The Rising Costs of Driving with Your Air-con On

If you’ve had to make a car journey during the heatwave, the first thing most of us do after we get behind the wheel is crank up the air conditioning.

But, with the price of fuel at its highest ever, how much more does switching on the air-con add to the cost of driving?

Turning on the air-conditioning system in your car will use more fuel – and hence cost you more – as the cooling system uses a compressor to reduce the temperature of the air before it’s pumped back into your car.

The compressor is powered by the engine, so when the air-con is running, the car’s engine must take care of cooling you down – as well as keeping the car moving and functioning.
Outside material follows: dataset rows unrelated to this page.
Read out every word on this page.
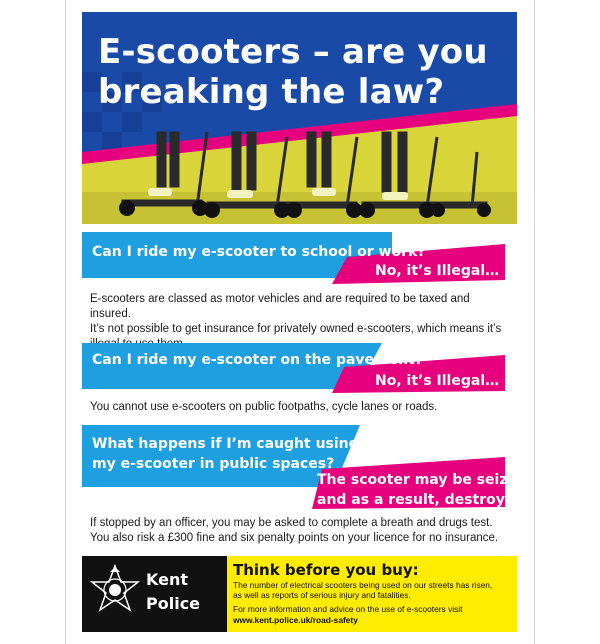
E-scooters – are you
breaking the law?
Can I ride my e-scooter to school or work?
No, it’s Illegal…
E-scooters are classed as motor vehicles and are required to be taxed and insured.
It’s not possible to get insurance for privately owned e-scooters, which means it’s
Can I ride my e-scooter on the pavement?
No, it’s Illegal…
You cannot use e-scooters on public footpaths, cycle lanes or roads.
What happens if I’m caught using
my e-scooter in public spaces?
The scooter may be seized
and as a result, destroyed.
If stopped by an officer, you may be asked to complete a breath and drugs test.
You also risk a £300 fine and six penalty points on your licence for no insurance.
Kent
Police
Think before you buy:
The number of electrical scooters being used on our streets has risen,
as well as reports of serious injury and fatalities.
For more information and advice on the use of e-scooters visit
www.kent.police.uk/road-safety
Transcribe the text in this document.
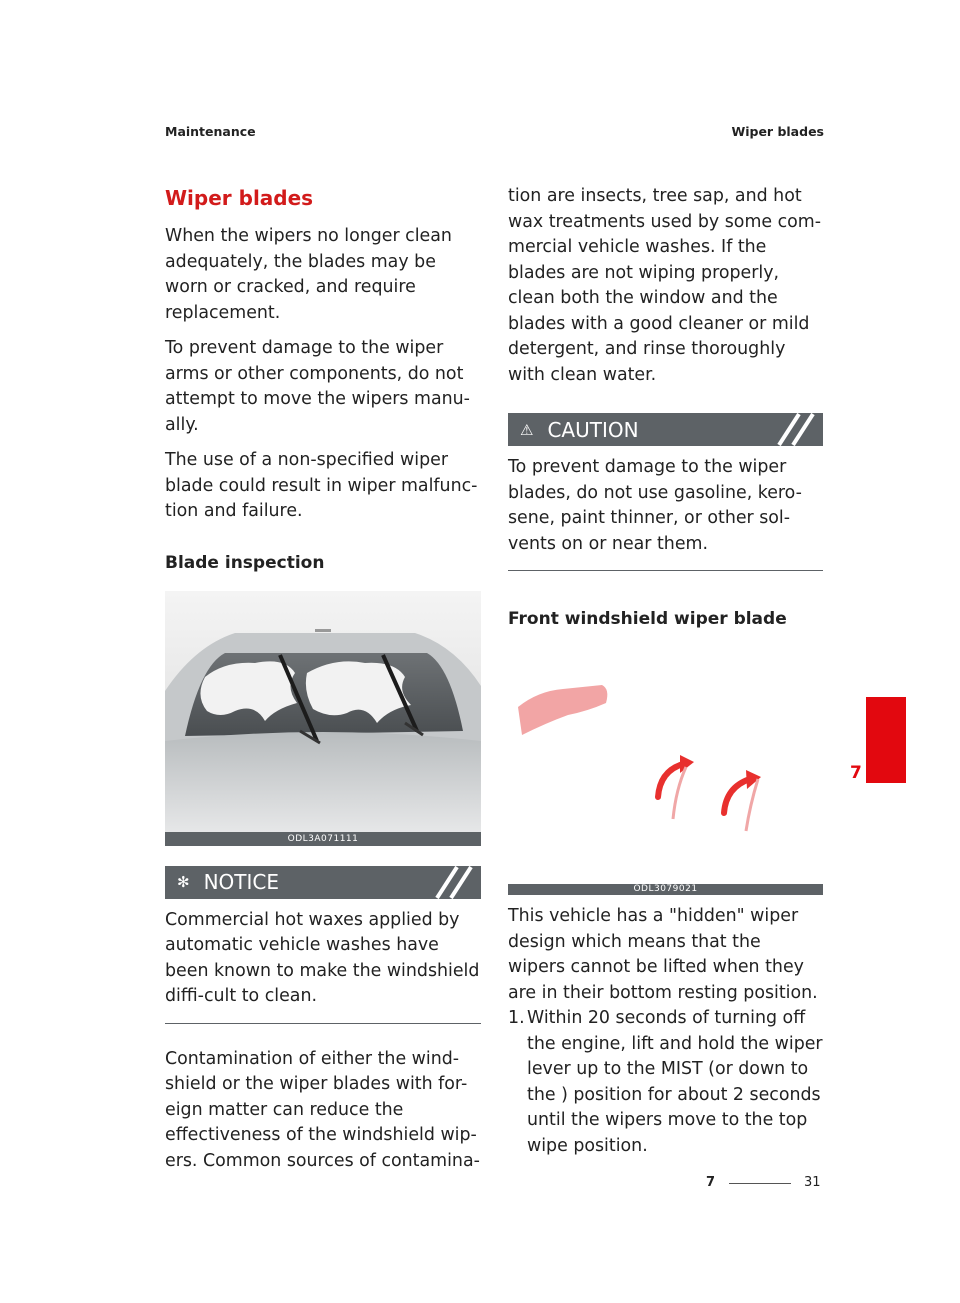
Maintenance	Wiper blades
Wiper blades

When the wipers no longer clean adequately, the blades may be worn or cracked, and require replacement.

To prevent damage to the wiper arms or other components, do not attempt to move the wipers manu-ally.

The use of a non-specified wiper blade could result in wiper malfunc-tion and failure.

Blade inspection
ODL3A071111
✻ NOTICE

Commercial hot waxes applied by automatic vehicle washes have been known to make the windshield diffi-cult to clean.

Contamination of either the wind-shield or the wiper blades with for-eign matter can reduce the effectiveness of the windshield wip-ers. Common sources of contamina-

tion are insects, tree sap, and hot wax treatments used by some com-mercial vehicle washes. If the blades are not wiping properly, clean both the window and the blades with a good cleaner or mild detergent, and rinse thoroughly with clean water.

⚠ CAUTION

To prevent damage to the wiper blades, do not use gasoline, kero-sene, paint thinner, or other sol-vents on or near them.

Front windshield wiper blade
ODL3079021

This vehicle has a "hidden" wiper design which means that the wipers cannot be lifted when they are in their bottom resting position.

1. Within 20 seconds of turning off the engine, lift and hold the wiper lever up to the MIST (or down to the ) position for about 2 seconds until the wipers move to the top wipe position.
7
7	31
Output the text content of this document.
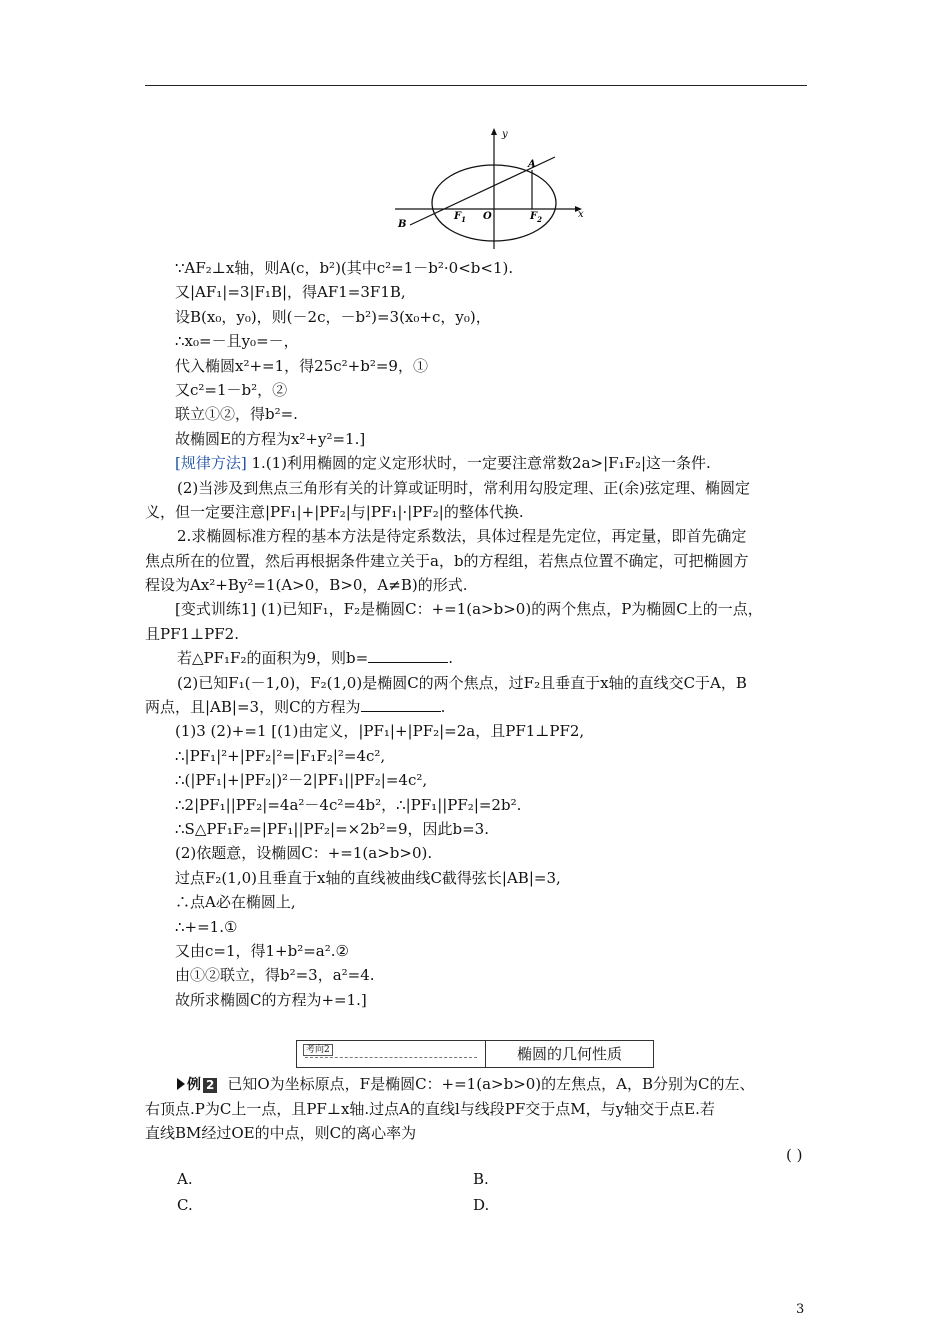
y
x
A
B
$F_1$ O	$F_2$
∵AF₂⊥x轴，则A(c，b²)(其中c²=1－b²·0<b<1).
又|AF₁|=3|F₁B|，得AF1=3F1B,
设B(x₀，y₀)，则(－2c，－b²)=3(x₀+c，y₀)，
∴x₀=－且y₀=－，
代入椭圆x²+=1，得25c²+b²=9，①
又c²=1－b²，②
联立①②，得b²=.
故椭圆E的方程为x²+y²=1.]
[规律方法] 1.(1)利用椭圆的定义定形状时，一定要注意常数2a>|F₁F₂|这一条件.
(2)当涉及到焦点三角形有关的计算或证明时，常利用勾股定理、正(余)弦定理、椭圆定
义，但一定要注意|PF₁|+|PF₂|与|PF₁|·|PF₂|的整体代换.
2.求椭圆标准方程的基本方法是待定系数法，具体过程是先定位，再定量，即首先确定
焦点所在的位置，然后再根据条件建立关于a，b的方程组，若焦点位置不确定，可把椭圆方
程设为Ax²+By²=1(A>0，B>0，A≠B)的形式.
[变式训练1] (1)已知F₁，F₂是椭圆C：+=1(a>b>0)的两个焦点，P为椭圆C上的一点，
且PF1⊥PF2.
若△PF₁F₂的面积为9，则b=	.
(2)已知F₁(－1,0)，F₂(1,0)是椭圆C的两个焦点，过F₂且垂直于x轴的直线交C于A，B
两点，且|AB|=3，则C的方程为	.
(1)3 (2)+=1 [(1)由定义，|PF₁|+|PF₂|=2a，且PF1⊥PF2,
∴|PF₁|²+|PF₂|²=|F₁F₂|²=4c²,
∴(|PF₁|+|PF₂|)²－2|PF₁||PF₂|=4c²,
∴2|PF₁||PF₂|=4a²－4c²=4b²，∴|PF₁||PF₂|=2b².
∴S△PF₁F₂=|PF₁||PF₂|=×2b²=9，因此b=3.
(2)依题意，设椭圆C：+=1(a>b>0).
过点F₂(1,0)且垂直于x轴的直线被曲线C截得弦长|AB|=3,
∴点A必在椭圆上,
∴+=1.①
又由c=1，得1+b²=a².②
由①②联立，得b²=3，a²=4.
故所求椭圆C的方程为+=1.]
考向2	椭圆的几何性质
例 2 已知O为坐标原点，F是椭圆C：+=1(a>b>0)的左焦点，A，B分别为C的左、
右顶点.P为C上一点，且PF⊥x轴.过点A的直线l与线段PF交于点M，与y轴交于点E.若
直线BM经过OE的中点，则C的离心率为
( )
A.	B.
C.	D.
3
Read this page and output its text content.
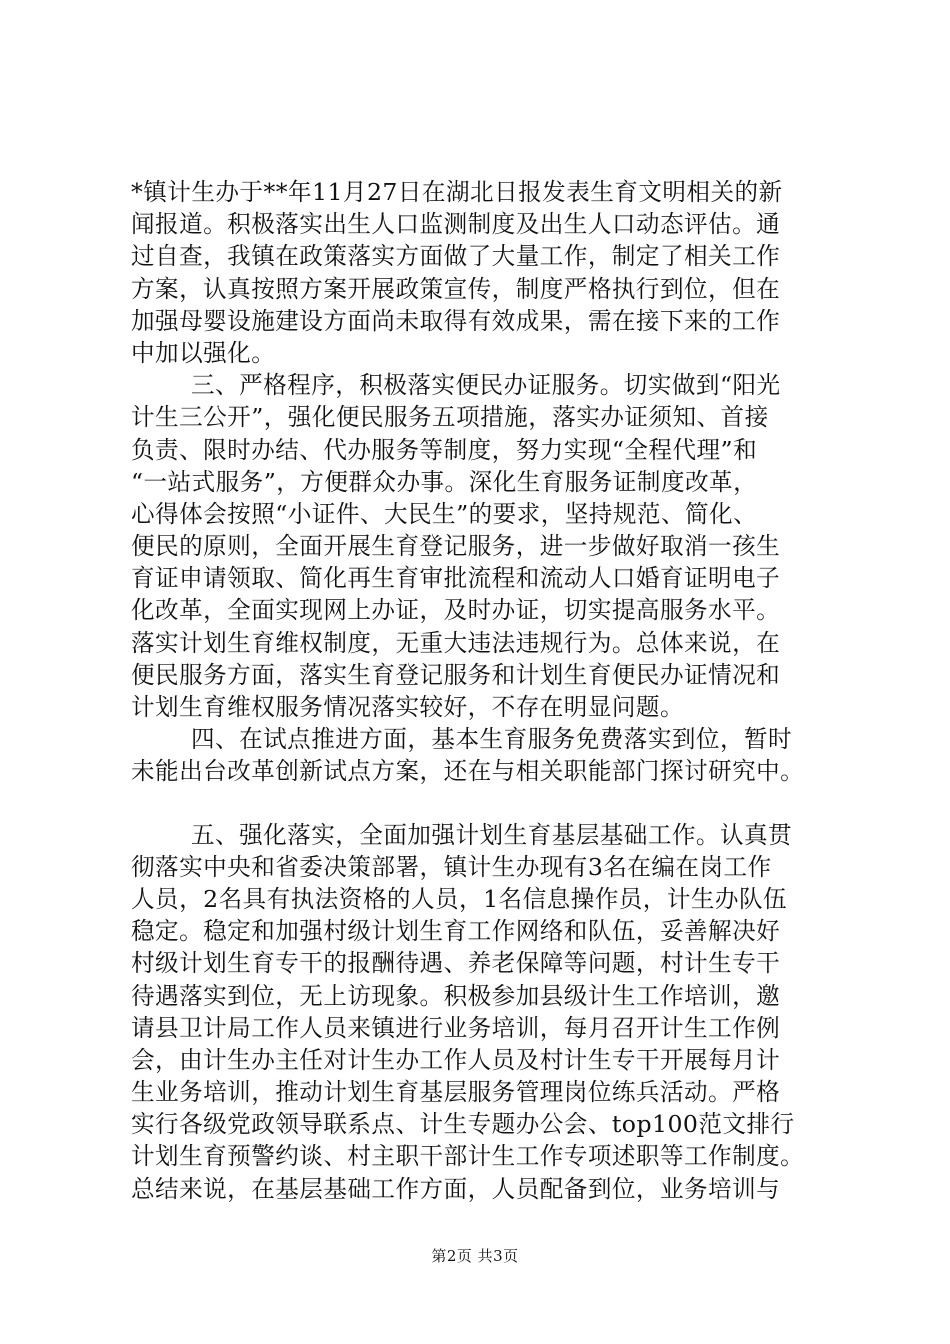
*镇计生办于**年11月27日在湖北日报发表生育文明相关的新
闻报道。积极落实出生人口监测制度及出生人口动态评估。通
过自查，我镇在政策落实方面做了大量工作，制定了相关工作
方案，认真按照方案开展政策宣传，制度严格执行到位，但在
加强母婴设施建设方面尚未取得有效成果，需在接下来的工作
中加以强化。
三、严格程序，积极落实便民办证服务。切实做到“阳光
计生三公开”，强化便民服务五项措施，落实办证须知、首接
负责、限时办结、代办服务等制度，努力实现“全程代理”和
“一站式服务”，方便群众办事。深化生育服务证制度改革，
心得体会按照“小证件、大民生”的要求，坚持规范、简化、
便民的原则，全面开展生育登记服务，进一步做好取消一孩生
育证申请领取、简化再生育审批流程和流动人口婚育证明电子
化改革，全面实现网上办证，及时办证，切实提高服务水平。
落实计划生育维权制度，无重大违法违规行为。总体来说，在
便民服务方面，落实生育登记服务和计划生育便民办证情况和
计划生育维权服务情况落实较好，不存在明显问题。
四、在试点推进方面，基本生育服务免费落实到位，暂时
未能出台改革创新试点方案，还在与相关职能部门探讨研究中。
五、强化落实，全面加强计划生育基层基础工作。认真贯
彻落实中央和省委决策部署，镇计生办现有3名在编在岗工作
人员，2名具有执法资格的人员，1名信息操作员，计生办队伍
稳定。稳定和加强村级计划生育工作网络和队伍，妥善解决好
村级计划生育专干的报酬待遇、养老保障等问题，村计生专干
待遇落实到位，无上访现象。积极参加县级计生工作培训，邀
请县卫计局工作人员来镇进行业务培训，每月召开计生工作例
会，由计生办主任对计生办工作人员及村计生专干开展每月计
生业务培训，推动计划生育基层服务管理岗位练兵活动。严格
实行各级党政领导联系点、计生专题办公会、top100范文排行
计划生育预警约谈、村主职干部计生工作专项述职等工作制度。
总结来说，在基层基础工作方面，人员配备到位，业务培训与
第2页 共3页
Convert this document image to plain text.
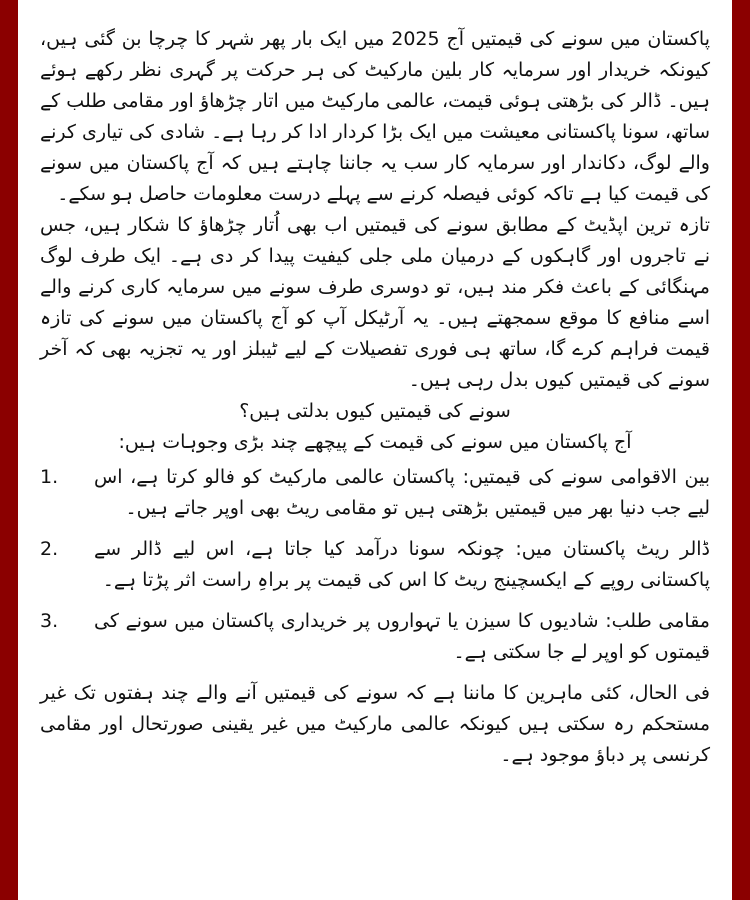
پاکستان میں سونے کی قیمتیں آج 2025 میں ایک بار پھر شہر کا چرچا بن گئی ہیں، کیونکہ خریدار اور سرمایہ کار بلین مارکیٹ کی ہر حرکت پر گہری نظر رکھے ہوئے ہیں۔ ڈالر کی بڑھتی ہوئی قیمت، عالمی مارکیٹ میں اتار چڑھاؤ اور مقامی طلب کے ساتھ، سونا پاکستانی معیشت میں ایک بڑا کردار ادا کر رہا ہے۔ شادی کی تیاری کرنے والے لوگ، دکاندار اور سرمایہ کار سب یہ جاننا چاہتے ہیں کہ آج پاکستان میں سونے کی قیمت کیا ہے تاکہ کوئی فیصلہ کرنے سے پہلے درست معلومات حاصل ہو سکے۔

تازہ ترین اپڈیٹ کے مطابق سونے کی قیمتیں اب بھی اُتار چڑھاؤ کا شکار ہیں، جس نے تاجروں اور گاہکوں کے درمیان ملی جلی کیفیت پیدا کر دی ہے۔ ایک طرف لوگ مہنگائی کے باعث فکر مند ہیں، تو دوسری طرف سونے میں سرمایہ کاری کرنے والے اسے منافع کا موقع سمجھتے ہیں۔ یہ آرٹیکل آپ کو آج پاکستان میں سونے کی تازہ قیمت فراہم کرے گا، ساتھ ہی فوری تفصیلات کے لیے ٹیبلز اور یہ تجزیہ بھی کہ آخر سونے کی قیمتیں کیوں بدل رہی ہیں۔

سونے کی قیمتیں کیوں بدلتی ہیں؟

آج پاکستان میں سونے کی قیمت کے پیچھے چند بڑی وجوہات ہیں:

1.	بین الاقوامی سونے کی قیمتیں: پاکستان عالمی مارکیٹ کو فالو کرتا ہے، اس لیے جب دنیا بھر میں قیمتیں بڑھتی ہیں تو مقامی ریٹ بھی اوپر جاتے ہیں۔
2.	ڈالر ریٹ پاکستان میں: چونکہ سونا درآمد کیا جاتا ہے، اس لیے ڈالر سے پاکستانی روپے کے ایکسچینج ریٹ کا اس کی قیمت پر براہِ راست اثر پڑتا ہے۔
3.	مقامی طلب: شادیوں کا سیزن یا تہواروں پر خریداری پاکستان میں سونے کی قیمتوں کو اوپر لے جا سکتی ہے۔

فی الحال، کئی ماہرین کا ماننا ہے کہ سونے کی قیمتیں آنے والے چند ہفتوں تک غیر مستحکم رہ سکتی ہیں کیونکہ عالمی مارکیٹ میں غیر یقینی صورتحال اور مقامی کرنسی پر دباؤ موجود ہے۔
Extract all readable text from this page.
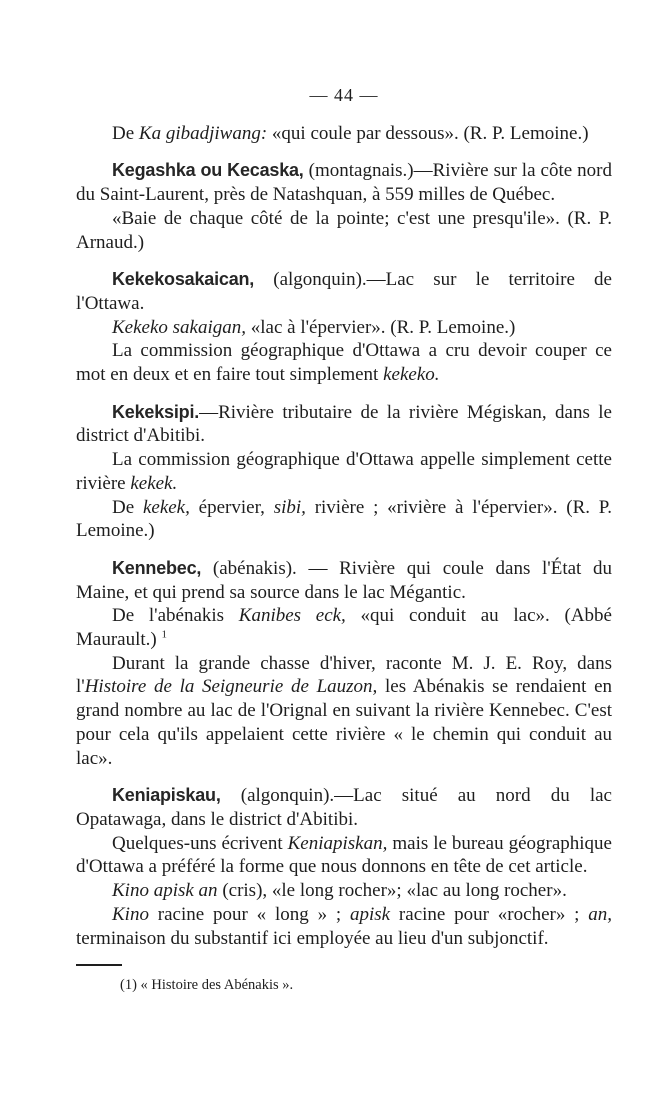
— 44 —

De Ka gibadjiwang: «qui coule par dessous». (R. P. Lemoine.)

Kegashka ou Kecaska, (montagnais.)—Rivière sur la côte nord du Saint-Laurent, près de Natashquan, à 559 milles de Québec.

«Baie de chaque côté de la pointe; c'est une presqu'ile». (R. P. Arnaud.)

Kekekosakaican, (algonquin).—Lac sur le territoire de l'Ottawa.

Kekeko sakaigan, «lac à l'épervier». (R. P. Lemoine.)

La commission géographique d'Ottawa a cru devoir couper ce mot en deux et en faire tout simplement kekeko.

Kekeksipi.—Rivière tributaire de la rivière Mégiskan, dans le district d'Abitibi.

La commission géographique d'Ottawa appelle simplement cette rivière kekek.

De kekek, épervier, sibi, rivière ; «rivière à l'épervier». (R. P. Lemoine.)

Kennebec, (abénakis). — Rivière qui coule dans l'État du Maine, et qui prend sa source dans le lac Mégantic.

De l'abénakis Kanibes eck, «qui conduit au lac». (Abbé Maurault.) $^1$

Durant la grande chasse d'hiver, raconte M. J. E. Roy, dans l'Histoire de la Seigneurie de Lauzon, les Abénakis se rendaient en grand nombre au lac de l'Orignal en suivant la rivière Kennebec. C'est pour cela qu'ils appelaient cette rivière « le chemin qui conduit au lac».

Keniapiskau, (algonquin).—Lac situé au nord du lac Opatawaga, dans le district d'Abitibi.

Quelques-uns écrivent Keniapiskan, mais le bureau géographique d'Ottawa a préféré la forme que nous donnons en tête de cet article.

Kino apisk an (cris), «le long rocher»; «lac au long rocher».

Kino racine pour « long » ; apisk racine pour «rocher» ; an, terminaison du substantif ici employée au lieu d'un subjonctif.

(1) « Histoire des Abénakis ».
The cost of using the air-con system can soon mount up, with an AA spokesperson saying: “Air con could add up to 10% to fuel consumption – the effect is likely to be more noticeable on short trips when it’s got to work harder to cool the car in the first place than on longer journeys where it’s just keeping the car cool.

But with the average cost of filling up the petrol tank currently at over one hundred pounds, many motorists are reluctant to turn on the air-con as the prices of keeping cool in the car soon start to rack up.

That’s why anything you can do to cool the interior of your car before the air-con system has to get involved is a good thing. To keep air-con costs low, The AA has a few helpful tips: “If you return to a hot car, it’s best to open all the windows when you first drive off to clear the hot air before closing them and turning the air-con on – the air-con won’t have to work so hard, and you’ll cool the interior more quickly.

“If you’re really hung up on fuel economy then around town at low speed, driving with the windows open is an option instead of using the air con – but at higher speeds, this will cause so much additional drag that closing the windows and using the air con will be the cheaper option.”